From Les Saintes we went to Pointe a Pitre, the biggest city in Guadeloupe. Dan & Barb found us there the day after we arrived. We went to the big Slavery Museum the first day, which was astonishing and horrifying. Although the focus is on the Caribbean, there were also portions devoted to slavery in the United States, and modern slavery which takes the form of human trafficking. We learned that although the Guadeloupe slaves were freed at the time of the French Revolution (1789), Napoleon decreed 13 years later that they be re-enslaved. Not surprisingly there was a slave rebellion.
As we left the museum, we were accosted by “Edy” (“one d only”) a gentleman of 75, who told us that he was a descendant of the Carib Indians. He wanted us to know about St. Georges, the 18th century son of a French planter and a slave woman, who went to France and became known as a swordsman, musician and composer, and who rubbed elbows with Mozart. Edy was ready to talk to us for hours, but we finally made our escape. (I did check on Wikipedia, and there really was such a person, who left a substantial body of musical compositions, some of which are being performed today.)
The next day we made a road trip to Deshaies, a town along the northwest coast of Guadeloupe, where we met up with George and Sue Stonecliffe. They had just arrived on their boat, and we made plans to meet up in the next day or so. We ate lunch together in a restaurant which was the set for the bar in early episodes of Death in Paradise, a British semi-humorous cop show we’ve enjoyed in the past. It was really quite something for us to see the sets and the scenery from one of our favorite shows. The restaurant had lots of photos from the first or second season of the series. We also saw the beach where Detective Inspector Poole had his beach house (although apparently they remove the house when not actively filming.) It’s amazing how different it actually looks – most notably, it rains a lot, but in the TV series the sun is always shining.
From Pointe a Pitre we sailed to Basse-Terre, where we met George & Sue, then Pigeon Islet (a Cousteau diving and snorkeling refuge) and finally Deshaies again (but this time by sea). While in Deshaies we visited a fantastic botanical garden, and had a nice restaurant meal with the six of us (C&B, Dan & Barb, George and Sue). The botanical garden is extremely well maintained, and it has a vast array of tropical plants. Many were in bloom, but this is obviously not the primary flowering season.
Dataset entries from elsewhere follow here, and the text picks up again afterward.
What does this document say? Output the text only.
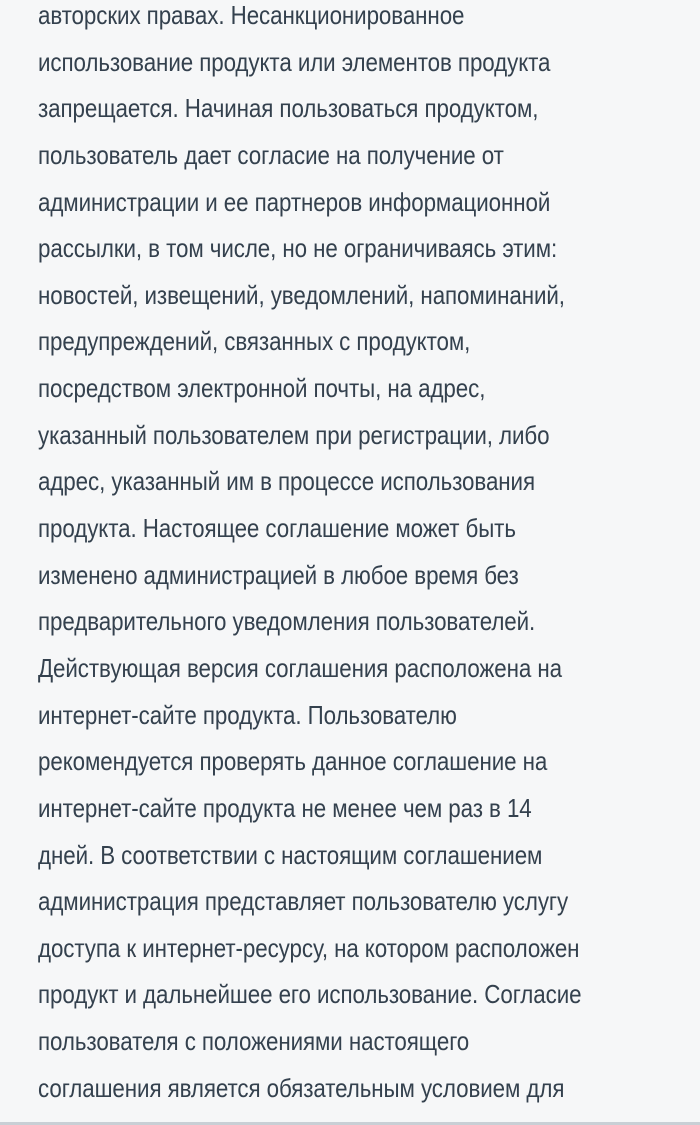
авторских правах. Несанкционированное
использование продукта или элементов продукта
запрещается. Начиная пользоваться продуктом,
пользователь дает согласие на получение от
администрации и ее партнеров информационной
рассылки, в том числе, но не ограничиваясь этим:
новостей, извещений, уведомлений, напоминаний,
предупреждений, связанных с продуктом,
посредством электронной почты, на адрес,
указанный пользователем при регистрации, либо
адрес, указанный им в процессе использования
продукта. Настоящее соглашение может быть
изменено администрацией в любое время без
предварительного уведомления пользователей.
Действующая версия соглашения расположена на
интернет-сайте продукта. Пользователю
рекомендуется проверять данное соглашение на
интернет-сайте продукта не менее чем раз в 14
дней. В соответствии с настоящим соглашением
администрация представляет пользователю услугу
доступа к интернет-ресурсу, на котором расположен
продукт и дальнейшее его использование. Согласие
пользователя с положениями настоящего
соглашения является обязательным условием для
Another visual treat was the view from the restaurant we chose. The deck hangs out over the beach, and just beyond is the quite-full harbor. Each boat (or nearly every boat) has an anchor light at the top of the mast, and they wave gently back and forth in the dark night as the slight waves move the boats.
The passage from Deshaies to English Harbour (where we are now) involved another crossing between Caribbean Islands. There tends to be an enhanced wind between the islands, where waves can pile up and things can get pretty exciting. Fortunately this was not one of those times, and we had an easy passage. When we arrived at English Harbour, we did a stern-to med-moor maneuver, with our anchor out in front of us, and then backing up to the wall, adjusting lines so that we’re close enough to step off the boat, but not so close that we bump. It was the first time for us using that method, and we were mostly successful (just a few bumps in the night).
So I think that brings us up to date. Tomorrow we leave for St. Kitts and more new adventures.